When you are through with your options, you are ready for real solutions.

My thoughts and comments today ask “out of options?”

Vince Lombardi, the legendary coach of the Green Bay Packers said, “Fatigue makes cowards of us all.” The verse is a bit shocking; “[Elijah] prayed that he might die.” 1 Kings 19:4 NKJV. He was full of fear and tired. This prophet had been powerfully used by God on Mt. Carmel. Kings feared him; a nation revered him; but a queen despised him. “[Elijah] ran for his life . . a day’s journey into the wilderness.” You can never run fast enough or far enough to get away from your fear and despair. Really, if Elijah wanted to die, Jezebel would gladly have accommodated him.

So soon after a great victory, he no longer had the will to live. Extreme highs and severe lows are not always far apart. Elijah felt alone in his task, his life threatened by Jezebel. He was exhausted physically, wrung out emotionally and mentally, and weary and confused spiritually. He had nothing left. Read 1 Kings 19:1-4/10. Elijah was running on empty, literally. Elijah didn’t feel he could face another day. Life had become more than he could bear.

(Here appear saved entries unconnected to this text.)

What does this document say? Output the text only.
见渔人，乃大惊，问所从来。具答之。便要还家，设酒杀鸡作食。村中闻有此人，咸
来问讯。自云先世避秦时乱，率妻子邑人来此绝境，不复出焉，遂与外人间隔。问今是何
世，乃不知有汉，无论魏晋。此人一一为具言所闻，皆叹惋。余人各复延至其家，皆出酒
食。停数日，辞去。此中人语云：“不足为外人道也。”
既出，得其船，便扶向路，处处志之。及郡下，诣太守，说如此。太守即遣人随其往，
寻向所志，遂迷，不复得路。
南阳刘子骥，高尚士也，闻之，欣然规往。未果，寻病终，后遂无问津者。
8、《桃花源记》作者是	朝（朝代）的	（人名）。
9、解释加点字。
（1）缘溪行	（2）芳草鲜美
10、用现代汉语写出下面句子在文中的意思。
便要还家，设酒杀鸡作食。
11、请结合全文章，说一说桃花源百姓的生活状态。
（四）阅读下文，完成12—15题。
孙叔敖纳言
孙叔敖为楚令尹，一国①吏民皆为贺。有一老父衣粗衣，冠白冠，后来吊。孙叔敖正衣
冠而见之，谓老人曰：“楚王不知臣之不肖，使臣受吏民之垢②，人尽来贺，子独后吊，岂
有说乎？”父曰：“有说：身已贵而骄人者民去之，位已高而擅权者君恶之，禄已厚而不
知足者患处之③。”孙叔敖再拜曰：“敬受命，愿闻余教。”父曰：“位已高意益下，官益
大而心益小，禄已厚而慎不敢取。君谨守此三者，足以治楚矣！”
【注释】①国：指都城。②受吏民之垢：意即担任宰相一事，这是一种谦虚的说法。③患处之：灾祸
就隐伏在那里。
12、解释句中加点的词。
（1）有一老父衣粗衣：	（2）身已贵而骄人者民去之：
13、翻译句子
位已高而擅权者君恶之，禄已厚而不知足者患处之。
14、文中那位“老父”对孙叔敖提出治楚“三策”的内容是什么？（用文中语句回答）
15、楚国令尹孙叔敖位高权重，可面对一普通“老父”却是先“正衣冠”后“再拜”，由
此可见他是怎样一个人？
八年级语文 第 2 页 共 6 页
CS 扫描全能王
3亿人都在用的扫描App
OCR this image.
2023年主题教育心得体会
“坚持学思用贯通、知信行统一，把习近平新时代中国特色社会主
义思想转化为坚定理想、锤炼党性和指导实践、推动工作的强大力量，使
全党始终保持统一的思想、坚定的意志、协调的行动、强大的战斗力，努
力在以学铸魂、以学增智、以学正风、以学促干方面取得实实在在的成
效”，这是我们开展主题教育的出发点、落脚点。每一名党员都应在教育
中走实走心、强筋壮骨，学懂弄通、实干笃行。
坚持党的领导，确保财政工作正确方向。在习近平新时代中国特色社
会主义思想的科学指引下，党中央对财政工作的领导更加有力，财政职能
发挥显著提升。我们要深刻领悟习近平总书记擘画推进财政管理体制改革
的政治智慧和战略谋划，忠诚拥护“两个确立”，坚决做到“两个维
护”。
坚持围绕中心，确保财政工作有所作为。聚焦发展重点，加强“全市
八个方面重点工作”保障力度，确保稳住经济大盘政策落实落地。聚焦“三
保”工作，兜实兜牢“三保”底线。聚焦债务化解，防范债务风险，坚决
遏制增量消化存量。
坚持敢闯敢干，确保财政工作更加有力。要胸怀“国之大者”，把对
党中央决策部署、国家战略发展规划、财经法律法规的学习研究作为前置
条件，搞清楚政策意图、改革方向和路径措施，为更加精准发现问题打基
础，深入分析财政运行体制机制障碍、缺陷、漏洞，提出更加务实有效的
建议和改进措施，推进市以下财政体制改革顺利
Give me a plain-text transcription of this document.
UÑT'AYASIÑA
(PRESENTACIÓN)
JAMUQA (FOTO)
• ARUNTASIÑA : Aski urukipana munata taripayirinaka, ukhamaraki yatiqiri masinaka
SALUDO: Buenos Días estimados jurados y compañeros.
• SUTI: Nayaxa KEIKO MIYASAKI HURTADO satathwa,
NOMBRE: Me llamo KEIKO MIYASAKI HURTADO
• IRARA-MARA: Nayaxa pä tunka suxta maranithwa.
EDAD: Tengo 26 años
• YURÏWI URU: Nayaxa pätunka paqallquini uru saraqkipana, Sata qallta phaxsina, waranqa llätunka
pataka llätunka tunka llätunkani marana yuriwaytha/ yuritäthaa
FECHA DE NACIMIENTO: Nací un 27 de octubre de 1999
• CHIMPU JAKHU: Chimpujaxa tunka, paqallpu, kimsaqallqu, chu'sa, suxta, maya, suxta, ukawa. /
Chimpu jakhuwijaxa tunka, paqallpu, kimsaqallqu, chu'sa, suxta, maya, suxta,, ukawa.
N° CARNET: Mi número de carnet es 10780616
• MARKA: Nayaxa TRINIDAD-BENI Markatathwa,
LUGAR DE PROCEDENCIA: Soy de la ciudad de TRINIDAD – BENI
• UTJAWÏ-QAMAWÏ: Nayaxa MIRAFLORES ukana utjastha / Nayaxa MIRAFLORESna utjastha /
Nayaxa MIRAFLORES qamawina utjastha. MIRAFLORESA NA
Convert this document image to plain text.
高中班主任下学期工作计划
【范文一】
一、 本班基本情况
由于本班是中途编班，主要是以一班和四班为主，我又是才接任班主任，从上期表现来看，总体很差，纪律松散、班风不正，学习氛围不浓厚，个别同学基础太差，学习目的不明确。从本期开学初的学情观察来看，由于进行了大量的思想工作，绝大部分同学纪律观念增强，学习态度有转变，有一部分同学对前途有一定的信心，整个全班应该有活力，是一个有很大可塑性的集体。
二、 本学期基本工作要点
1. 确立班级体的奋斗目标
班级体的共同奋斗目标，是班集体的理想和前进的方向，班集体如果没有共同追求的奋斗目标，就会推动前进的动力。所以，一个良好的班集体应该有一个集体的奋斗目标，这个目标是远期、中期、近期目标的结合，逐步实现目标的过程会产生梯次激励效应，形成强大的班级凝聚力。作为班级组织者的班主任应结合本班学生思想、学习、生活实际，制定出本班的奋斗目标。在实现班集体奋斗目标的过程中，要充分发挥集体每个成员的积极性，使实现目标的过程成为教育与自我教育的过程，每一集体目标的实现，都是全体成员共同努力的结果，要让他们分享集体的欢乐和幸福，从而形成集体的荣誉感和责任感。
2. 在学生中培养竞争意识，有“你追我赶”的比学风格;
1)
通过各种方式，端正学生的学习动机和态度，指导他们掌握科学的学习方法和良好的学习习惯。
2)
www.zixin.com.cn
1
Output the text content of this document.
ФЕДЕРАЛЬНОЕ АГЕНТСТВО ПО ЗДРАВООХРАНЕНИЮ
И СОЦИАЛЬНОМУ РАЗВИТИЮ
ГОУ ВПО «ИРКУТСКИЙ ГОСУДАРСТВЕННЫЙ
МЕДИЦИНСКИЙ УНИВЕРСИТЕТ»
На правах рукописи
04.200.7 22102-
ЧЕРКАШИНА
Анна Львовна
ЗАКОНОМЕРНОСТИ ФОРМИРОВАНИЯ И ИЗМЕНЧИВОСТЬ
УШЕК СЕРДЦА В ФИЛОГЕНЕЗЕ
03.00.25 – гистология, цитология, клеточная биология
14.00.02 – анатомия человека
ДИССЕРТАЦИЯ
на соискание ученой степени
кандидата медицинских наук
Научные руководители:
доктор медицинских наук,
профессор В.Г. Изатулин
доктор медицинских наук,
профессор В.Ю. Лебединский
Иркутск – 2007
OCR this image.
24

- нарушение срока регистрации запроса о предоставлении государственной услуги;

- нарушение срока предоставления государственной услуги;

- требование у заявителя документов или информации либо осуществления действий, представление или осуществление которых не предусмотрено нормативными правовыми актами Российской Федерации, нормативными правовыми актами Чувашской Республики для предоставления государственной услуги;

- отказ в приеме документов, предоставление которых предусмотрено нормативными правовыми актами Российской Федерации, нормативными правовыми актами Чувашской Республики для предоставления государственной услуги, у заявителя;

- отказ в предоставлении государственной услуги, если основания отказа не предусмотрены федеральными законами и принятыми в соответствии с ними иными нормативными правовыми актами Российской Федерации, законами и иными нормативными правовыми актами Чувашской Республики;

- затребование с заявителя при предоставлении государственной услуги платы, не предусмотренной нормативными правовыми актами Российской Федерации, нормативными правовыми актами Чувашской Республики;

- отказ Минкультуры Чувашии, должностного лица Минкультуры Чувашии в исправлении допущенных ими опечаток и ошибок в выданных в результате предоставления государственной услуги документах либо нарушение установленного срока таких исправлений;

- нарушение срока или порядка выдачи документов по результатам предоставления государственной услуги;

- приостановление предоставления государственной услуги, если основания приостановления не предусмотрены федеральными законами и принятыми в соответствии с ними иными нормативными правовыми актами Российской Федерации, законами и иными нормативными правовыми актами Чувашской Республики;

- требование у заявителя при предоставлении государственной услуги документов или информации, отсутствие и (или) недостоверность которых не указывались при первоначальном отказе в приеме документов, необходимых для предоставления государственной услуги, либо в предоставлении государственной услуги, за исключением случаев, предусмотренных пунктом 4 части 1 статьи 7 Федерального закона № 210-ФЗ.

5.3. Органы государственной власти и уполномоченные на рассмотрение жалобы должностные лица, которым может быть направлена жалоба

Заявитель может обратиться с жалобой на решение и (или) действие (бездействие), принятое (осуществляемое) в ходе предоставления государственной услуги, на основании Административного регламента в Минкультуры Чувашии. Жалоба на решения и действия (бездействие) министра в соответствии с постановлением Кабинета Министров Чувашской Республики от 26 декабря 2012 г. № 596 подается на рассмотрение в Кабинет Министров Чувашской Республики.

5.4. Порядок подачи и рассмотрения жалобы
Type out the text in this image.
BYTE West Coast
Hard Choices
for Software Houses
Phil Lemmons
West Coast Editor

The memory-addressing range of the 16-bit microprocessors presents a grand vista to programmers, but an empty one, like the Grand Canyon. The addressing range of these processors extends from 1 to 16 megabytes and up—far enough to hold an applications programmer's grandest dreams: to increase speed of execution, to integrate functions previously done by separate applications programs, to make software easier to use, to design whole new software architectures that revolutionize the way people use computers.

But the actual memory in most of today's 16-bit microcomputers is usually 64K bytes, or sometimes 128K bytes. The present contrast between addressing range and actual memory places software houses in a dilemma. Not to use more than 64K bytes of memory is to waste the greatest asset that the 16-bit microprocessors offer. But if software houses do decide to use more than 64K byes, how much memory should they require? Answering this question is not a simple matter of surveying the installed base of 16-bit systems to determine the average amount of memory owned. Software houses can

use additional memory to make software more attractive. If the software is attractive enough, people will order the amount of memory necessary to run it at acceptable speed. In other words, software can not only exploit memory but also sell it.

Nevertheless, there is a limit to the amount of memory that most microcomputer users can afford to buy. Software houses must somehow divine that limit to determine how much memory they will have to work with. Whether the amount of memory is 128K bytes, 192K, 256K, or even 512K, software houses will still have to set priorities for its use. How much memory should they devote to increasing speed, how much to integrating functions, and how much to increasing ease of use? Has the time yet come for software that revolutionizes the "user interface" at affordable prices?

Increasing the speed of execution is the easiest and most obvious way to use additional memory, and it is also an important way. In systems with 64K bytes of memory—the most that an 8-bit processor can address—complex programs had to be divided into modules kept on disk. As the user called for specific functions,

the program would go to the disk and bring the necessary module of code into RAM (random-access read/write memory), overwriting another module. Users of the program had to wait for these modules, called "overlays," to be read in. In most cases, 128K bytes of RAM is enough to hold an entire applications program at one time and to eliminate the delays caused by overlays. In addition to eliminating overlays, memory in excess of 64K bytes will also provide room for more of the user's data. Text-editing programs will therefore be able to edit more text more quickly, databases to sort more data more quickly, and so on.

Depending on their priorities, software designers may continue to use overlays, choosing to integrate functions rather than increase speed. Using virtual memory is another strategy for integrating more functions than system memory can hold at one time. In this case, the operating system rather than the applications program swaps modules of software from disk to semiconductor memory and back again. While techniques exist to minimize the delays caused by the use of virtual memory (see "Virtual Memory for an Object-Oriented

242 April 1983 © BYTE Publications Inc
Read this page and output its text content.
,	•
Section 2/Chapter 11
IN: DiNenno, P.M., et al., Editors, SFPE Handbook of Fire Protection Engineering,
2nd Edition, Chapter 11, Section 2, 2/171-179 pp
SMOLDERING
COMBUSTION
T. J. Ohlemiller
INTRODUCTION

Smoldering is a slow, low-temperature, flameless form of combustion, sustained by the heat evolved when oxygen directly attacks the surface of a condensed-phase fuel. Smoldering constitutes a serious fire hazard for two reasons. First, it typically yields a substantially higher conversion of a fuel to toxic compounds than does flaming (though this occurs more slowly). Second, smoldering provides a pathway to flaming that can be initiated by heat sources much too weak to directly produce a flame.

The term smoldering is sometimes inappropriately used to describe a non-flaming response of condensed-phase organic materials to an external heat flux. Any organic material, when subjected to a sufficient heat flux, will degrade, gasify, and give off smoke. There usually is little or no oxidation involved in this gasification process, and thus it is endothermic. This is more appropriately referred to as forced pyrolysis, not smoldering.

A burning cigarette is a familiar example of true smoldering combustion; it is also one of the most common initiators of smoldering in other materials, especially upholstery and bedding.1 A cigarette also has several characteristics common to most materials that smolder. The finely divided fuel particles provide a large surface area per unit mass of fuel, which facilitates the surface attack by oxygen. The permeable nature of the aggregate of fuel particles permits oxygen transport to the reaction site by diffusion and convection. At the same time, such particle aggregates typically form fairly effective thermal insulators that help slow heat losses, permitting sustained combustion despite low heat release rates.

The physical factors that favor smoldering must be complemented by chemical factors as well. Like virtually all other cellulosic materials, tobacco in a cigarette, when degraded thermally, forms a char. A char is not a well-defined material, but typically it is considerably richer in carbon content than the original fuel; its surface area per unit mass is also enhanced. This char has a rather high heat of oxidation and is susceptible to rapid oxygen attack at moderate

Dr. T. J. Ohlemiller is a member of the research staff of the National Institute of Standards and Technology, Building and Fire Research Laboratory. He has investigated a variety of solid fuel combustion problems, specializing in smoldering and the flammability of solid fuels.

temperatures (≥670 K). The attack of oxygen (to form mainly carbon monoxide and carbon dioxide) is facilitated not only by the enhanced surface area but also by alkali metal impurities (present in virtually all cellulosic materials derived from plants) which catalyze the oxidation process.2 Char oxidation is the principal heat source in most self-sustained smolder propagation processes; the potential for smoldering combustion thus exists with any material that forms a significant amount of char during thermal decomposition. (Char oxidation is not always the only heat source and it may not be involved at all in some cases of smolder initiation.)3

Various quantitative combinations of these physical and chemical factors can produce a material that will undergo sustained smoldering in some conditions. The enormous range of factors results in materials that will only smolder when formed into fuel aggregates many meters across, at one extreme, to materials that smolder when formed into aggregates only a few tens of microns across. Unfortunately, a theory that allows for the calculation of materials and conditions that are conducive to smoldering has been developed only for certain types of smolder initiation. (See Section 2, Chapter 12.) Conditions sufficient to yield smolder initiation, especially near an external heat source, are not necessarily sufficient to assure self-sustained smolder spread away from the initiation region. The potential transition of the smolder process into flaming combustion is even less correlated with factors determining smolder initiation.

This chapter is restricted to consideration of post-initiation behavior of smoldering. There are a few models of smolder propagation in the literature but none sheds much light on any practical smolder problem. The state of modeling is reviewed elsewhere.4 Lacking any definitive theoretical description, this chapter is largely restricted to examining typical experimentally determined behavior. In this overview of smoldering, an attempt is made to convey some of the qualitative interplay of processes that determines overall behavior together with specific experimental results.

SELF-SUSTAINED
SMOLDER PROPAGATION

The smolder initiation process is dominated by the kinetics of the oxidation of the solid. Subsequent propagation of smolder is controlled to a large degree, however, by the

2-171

Let’s be practical; God always is. The recovery of Elijah began simply enough, with rest and nourishment. This was not the time for further depletion. Before you try to figure it all out with worry-filled days and sleepless nights, give yourself a time for recovery. Then God provided supernatural sustenance for forty days, until he finally came “as far as Horeb, the mountain of God.” See verses 5-8. Elijah ran from Jezebel, but at least he ran toward God. Along the way and at Horeb, God met Elijah, quieting his inner turmoil long enough to hear a fresh assignment. God has more for him. His life wasn’t over; a new chapter was yet to be written. See verses 11-18.

When you have gone as far as you can go with the strength you possess, what do you do? Inevitably, that is a common dilemma. From that point, your success or failure is found in your answer to that question. There will be a moment when what you’ve been doing is no longer working, when what you have is no longer enough, when what you know is not what you need to know. Sometimes, life seems to offer a dead end; going back isn’t an option and going forward doesn’t feel possible. Ever hear someone describe their situation as being “between a rock and a hard place?” Sometimes God allows you to get yourself into tight places until you will turn to Him. Ever been where you think you are out of options? When you are through with your options, you are ready for real solutions. God is your best option.

Out of options? You are in good company. The Apostle Paul described an experience when he was, “. . burdened beyond measure, above strength, so that we despaired even of life. Yes, we had the sentence of death in ourselves, that we should not trust in ourselves but in God who raises the dead.” 2 Corinthians 1:8-9 NKJV. Maybe what he learned from that personal experience convinced Paul to pray for the Christ-followers at Ephesus, “to be strengthened with might through His Spirit in the inner man . . to know the love of Christ which passes knowledge; that you may be filled with all the fullness of God.” Read Ephesians 3:16-20 NKJV.

My prayer for you today is that you find God when you are searching for answers.